Folks studying marijuana legalization are thinking that letting all growers grow all they want might lead to overproduction. So growers might get quotas. But who would decide what quotas growers get, and how? “On the merits,” on the basis of perceived strength of application? (Watch out for cronyism.) Lottery? History of production? That’s the method used in the 1930s for tobacco.
Folks interested in this problem might read: Prosperity Road : the New Deal, tobacco, and North Carolina / by Anthony J. Badger, Chapel Hill : University of North Carolina Press, 1980.
It deals with price collapse of tobacco in the Depression – how the FDR Administration restricted production.
I’m skimming it (since it’s not about tax), but I think these highlights are accurate:
Allotments and quotas – first nationally, then by states, then by counties.
Elected officials — or county agents at the county level parceling out the right to grow tobacco to individual growers.
Growers agreeing formally to limit production via grower-only referenda.
The failure of the 1938 referendum to agree to limits – never repeated.

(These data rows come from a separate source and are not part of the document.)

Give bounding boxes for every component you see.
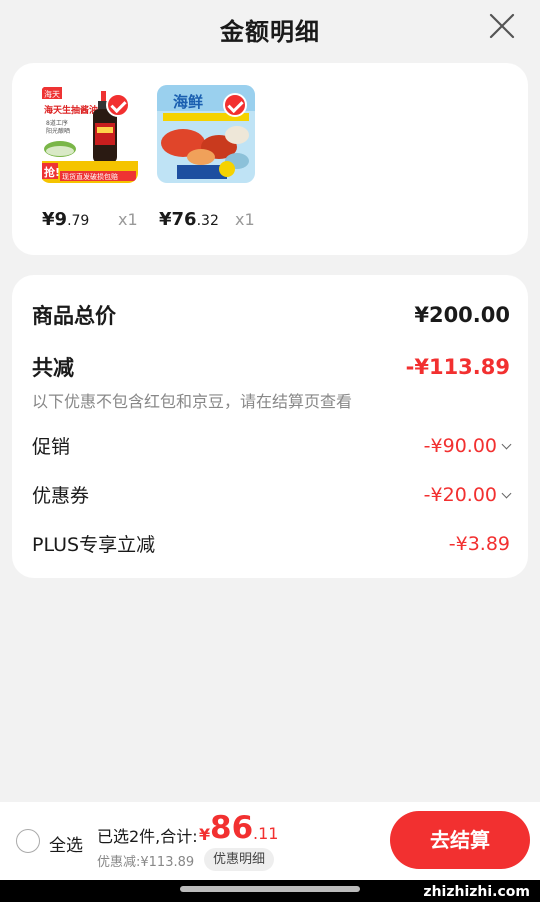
total-amount-integer: 86 — [210, 810, 254, 846]
product-card: 海天 海天生抽酱油 8道工序 阳光酿晒 抢! 现货直发破损包赔 ¥9.79 x1 — [12, 63, 528, 255]
header: 金额明细 — [0, 0, 540, 58]
promotion-value-wrap[interactable]: -¥90.00 — [423, 434, 512, 457]
total-reduce-row: 共减 -¥113.89 — [32, 352, 510, 382]
selected-check-icon[interactable] — [223, 93, 247, 117]
svg-text:现货直发破损包赔: 现货直发破损包赔 — [62, 172, 118, 181]
product-thumbnail[interactable]: 海天 海天生抽酱油 8道工序 阳光酿晒 抢! 现货直发破损包赔 — [40, 85, 138, 183]
chevron-down-icon[interactable] — [501, 439, 512, 449]
product-quantity: x1 — [118, 210, 138, 229]
system-nav-bar: zhizhizhi.com — [0, 880, 540, 902]
total-amount-decimal: .11 — [253, 824, 279, 843]
selected-count-text: 已选2件,合计: — [97, 827, 198, 846]
plus-discount-value: -¥3.89 — [448, 532, 510, 555]
promotion-row[interactable]: 促销 -¥90.00 — [32, 432, 512, 459]
product-price: ¥76.32 — [159, 209, 219, 230]
home-indicator[interactable] — [180, 886, 360, 892]
select-all-radio[interactable] — [16, 829, 40, 853]
total-price-row: 商品总价 ¥200.00 — [32, 300, 510, 330]
product-thumbnail[interactable]: 海鲜 — [157, 85, 255, 183]
svg-text:海鲜: 海鲜 — [173, 93, 203, 111]
checkout-button[interactable]: 去结算 — [390, 811, 530, 869]
product-quantity: x1 — [235, 210, 255, 229]
product-price: ¥9.79 — [42, 209, 90, 230]
watermark-text: zhizhizhi.com — [423, 884, 530, 900]
chevron-down-icon[interactable] — [501, 488, 512, 498]
discount-detail-button[interactable]: 优惠明细 — [204, 848, 275, 871]
discount-total-text: 优惠减:¥113.89 — [97, 855, 195, 870]
total-price-label: 商品总价 — [32, 304, 116, 328]
svg-text:海天生抽酱油: 海天生抽酱油 — [44, 104, 98, 116]
svg-text:海天: 海天 — [44, 89, 60, 99]
svg-text:阳光酿晒: 阳光酿晒 — [46, 127, 70, 135]
coupon-value: -¥20.00 — [423, 483, 497, 506]
total-reduce-value: -¥113.89 — [405, 355, 510, 379]
plus-discount-row: PLUS专享立减 -¥3.89 — [32, 530, 510, 557]
total-currency: ¥ — [199, 825, 211, 844]
product-item[interactable]: 海天 海天生抽酱油 8道工序 阳光酿晒 抢! 现货直发破损包赔 ¥9.79 x1 — [40, 85, 150, 230]
close-icon[interactable] — [488, 12, 516, 40]
select-all-label[interactable]: 全选 — [49, 831, 83, 856]
coupon-label: 优惠券 — [32, 485, 90, 507]
selected-check-icon[interactable] — [106, 93, 130, 117]
checkout-bar: 全选 已选2件,合计: ¥ 86 .11 优惠减:¥113.89 优惠明细 去结… — [0, 802, 540, 880]
svg-text:8道工序: 8道工序 — [46, 119, 68, 127]
total-reduce-label: 共减 — [32, 356, 74, 380]
page-title: 金额明细 — [220, 18, 320, 46]
product-item[interactable]: 海鲜 ¥76.32 x1 — [157, 85, 267, 230]
promotion-label: 促销 — [32, 436, 71, 458]
total-price-value: ¥200.00 — [414, 303, 510, 327]
promotion-value: -¥90.00 — [423, 434, 497, 457]
coupon-value-wrap[interactable]: -¥20.00 — [423, 483, 512, 506]
price-summary-card: 商品总价 ¥200.00 共减 -¥113.89 以下优惠不包含红包和京豆，请在… — [12, 275, 528, 578]
coupon-row[interactable]: 优惠券 -¥20.00 — [32, 481, 512, 508]
svg-text:抢!: 抢! — [44, 165, 60, 179]
discount-note: 以下优惠不包含红包和京豆，请在结算页查看 — [32, 392, 353, 411]
plus-discount-label: PLUS专享立减 — [32, 534, 156, 556]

These limitations created huge distortions in the long run. And consternation all along. But Badger, who is a distinguished British historian, see http://www.cam.ac.uk/research/discussion/an-interview-with-tony-badger-50-years-a-historian, concluded that the New Deal “brought economic prosperity to Eastern North Carolina” and benefited not just large landowners “but also the overwhelming majority of tobacco growers.” Page 235.